Thursday, October 10, 2024

Glue 10.10.2024

 

    As you consider your course of preaching—your sermon calendar for the coming year—what will be glue that holds it all tougher. Sunday morning is not sneaking up on you. It isn’t a surprise. The new year is not upon us for many weeks. Each of us has the opportunity to look at the big picture, to think of the coming year, as a whole. 
    Those Sundays need not be thought of as 52 separate entities. Yes, you and I will go into the pulpit week by week with God’s word for His people for that specific week, but effective, pastoral preaching should be strategic and cumulative. In fact, the weekly logistics and tactics of preaching this text, this week, to these people is actually easy if each individual sermon is contributing to your overall preaching campaign. 
    So back to the question. What is the glue that will hold it all together. A well-balanced Biblical diet will be drawn from the full counsel of God. Gospel, Epistle, and the Old Testament all have a role to play. However, the sermons are not simply falling like mana to be gathered by us. Each message is the result of a life lived in devotion to studying and teaching scripture. Fifty-two scraps of unrelated, scattergun, spur-of the moment messages will not only leave the congregation to figure out the big-picture—you will exhaust yourself chasing down enough ingredients to make a healthy meal. 
Leaving the nutritional analogy behind us let me ask the question yet a third time.
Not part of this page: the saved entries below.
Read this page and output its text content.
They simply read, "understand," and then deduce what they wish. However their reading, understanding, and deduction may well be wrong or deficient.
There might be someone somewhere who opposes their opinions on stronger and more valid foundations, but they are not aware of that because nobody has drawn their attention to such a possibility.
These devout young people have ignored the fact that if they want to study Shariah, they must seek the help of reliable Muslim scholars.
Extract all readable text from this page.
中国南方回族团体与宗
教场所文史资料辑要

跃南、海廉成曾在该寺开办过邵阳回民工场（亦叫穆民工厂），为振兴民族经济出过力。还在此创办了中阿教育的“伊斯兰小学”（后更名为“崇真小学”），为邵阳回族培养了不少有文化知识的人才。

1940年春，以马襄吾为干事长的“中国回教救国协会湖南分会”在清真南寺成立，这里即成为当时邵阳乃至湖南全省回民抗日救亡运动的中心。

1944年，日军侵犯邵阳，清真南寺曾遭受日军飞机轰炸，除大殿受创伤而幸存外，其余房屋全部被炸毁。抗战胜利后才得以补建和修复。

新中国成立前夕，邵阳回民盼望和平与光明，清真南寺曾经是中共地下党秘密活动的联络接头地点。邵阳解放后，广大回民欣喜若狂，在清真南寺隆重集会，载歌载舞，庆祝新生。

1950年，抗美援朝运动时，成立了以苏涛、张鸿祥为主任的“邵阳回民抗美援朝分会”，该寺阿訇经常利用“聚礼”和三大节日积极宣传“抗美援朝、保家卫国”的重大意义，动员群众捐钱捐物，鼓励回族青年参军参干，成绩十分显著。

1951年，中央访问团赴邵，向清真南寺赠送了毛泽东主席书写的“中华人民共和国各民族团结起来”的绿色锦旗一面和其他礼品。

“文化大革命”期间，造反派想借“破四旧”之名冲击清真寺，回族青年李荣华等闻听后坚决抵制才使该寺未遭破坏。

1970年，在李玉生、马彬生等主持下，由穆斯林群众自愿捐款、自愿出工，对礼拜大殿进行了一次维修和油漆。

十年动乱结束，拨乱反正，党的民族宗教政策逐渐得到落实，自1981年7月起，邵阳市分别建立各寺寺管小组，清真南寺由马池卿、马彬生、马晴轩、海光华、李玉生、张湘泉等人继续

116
What is the glue? What is the theme? What is the focus? What is the “big picture” going to be for your preaching in the coming year? Taking an entire month to focus on a sermon calendar only seems like an extravagant luxury when we have already decided that our ministry calling primarily consists of something more important than “Devoting ourselves to prayer and the ministry of the word.” (Acts 6.4). If that is the case what I write will be of little help to you because you are actually doing something different. 
    You know what’s coming, when, and how frequently. What is the glue—what holds it all together?  You need some kind of a thread to run through the whole year that links Advent to Easter to Autumn, to next Advent. People need to understand that if they miss a Sunday that they be missing a vital piece of a story that you are unfolding throughout the full year. It may take you time to teach your people. If you are diligent in your preparation and persistent in your practices, they will not only understand what you are doing but will appreciate the impact that it has on their spiritual development and maturity. 
    Haphazard preparation makes for slipshod sermons which devalues the entire worship experience. Good preaching creates good listeners. Good listeners crave good preaching. We’d like to think that the magic happens in the pulpit. Suffice it to say, there is no magic. Acceptable outcomes come from hard work. Hard work occurs in an environment of planning. Planning is not an end in itself but the environment in which ongoing preparation occurs. If you want to improve your preaching—improve your planning and you will find that you have more time to study, write, pray, and think about what you will say every week. You won’t be thinking “What will I preach, what will I say?”
    Will your plan evolve throughout the year? Of course. We’re not talking about crazy glue here! The only permanent frame of reference is the Bible itself. The Bible, does not however, read itself. It does not preach itself. It requires interpretation and incarnation. This is what we are called to do! It is not an act of faith to leave this ministry to chance. Waiting for some kind of nebulous nudging to a text and sermon is an act of hubris if not malice. You are called and equipped and filled with the Holy Spirit. God trusts you to do this. Faith requires that we expect Him to work in, with, through, and by our efforts. Yes, occasionally, some sermons will fall flat. If that occurs it should be through no lack of effort on our part. 
    I will be talking about the Church in 2025. That “theme” is the glue that will hold my sermon calendar together. We will work through several New Testament scriptures, and some Old Testament texts. Each series will to some degree consider the topic of what it means to be God’s People. To some a theme like “the Church” is simple, even naive. Where are the big “topics?” What about the hot items people are yim-yamming about on Social Media? What about clever and entertaining titles driven by contemporary content? Well, I’m not a luddite and I’m aware of the “times and the seasons.” Good preaching needs to be aware of the contemporary context without being driven by it. The Bible provides the form and content for each message. The broader Biblical theme gives coherence to the whole year. That’s the glue. To foreground cultural, social, or community concerns tends to put the proverbial cart before the horse. 
    The process of “mixing the glue” is pretty simple. Look at your past preaching. Consider the texts you preached and the trajectories you traced through the various books. Review each year as a whole and remind yourself of the glue that held those previous years together. Even when you are preaching familiar texts—books you have perhaps preached many times you will find that a close reading provides a fresh way to contextualize what is written. As you look year by year, series by series, you have the opportunity to find the commonality in the books and or topics that will allow you to formulate a plan for your year. If nothing else this is simply a good process for reviewing your own preaching and study of the Word. When it is done well you will find that the glue of your sermon calendar may just be the glue that allows your preaching to stick in people’s minds.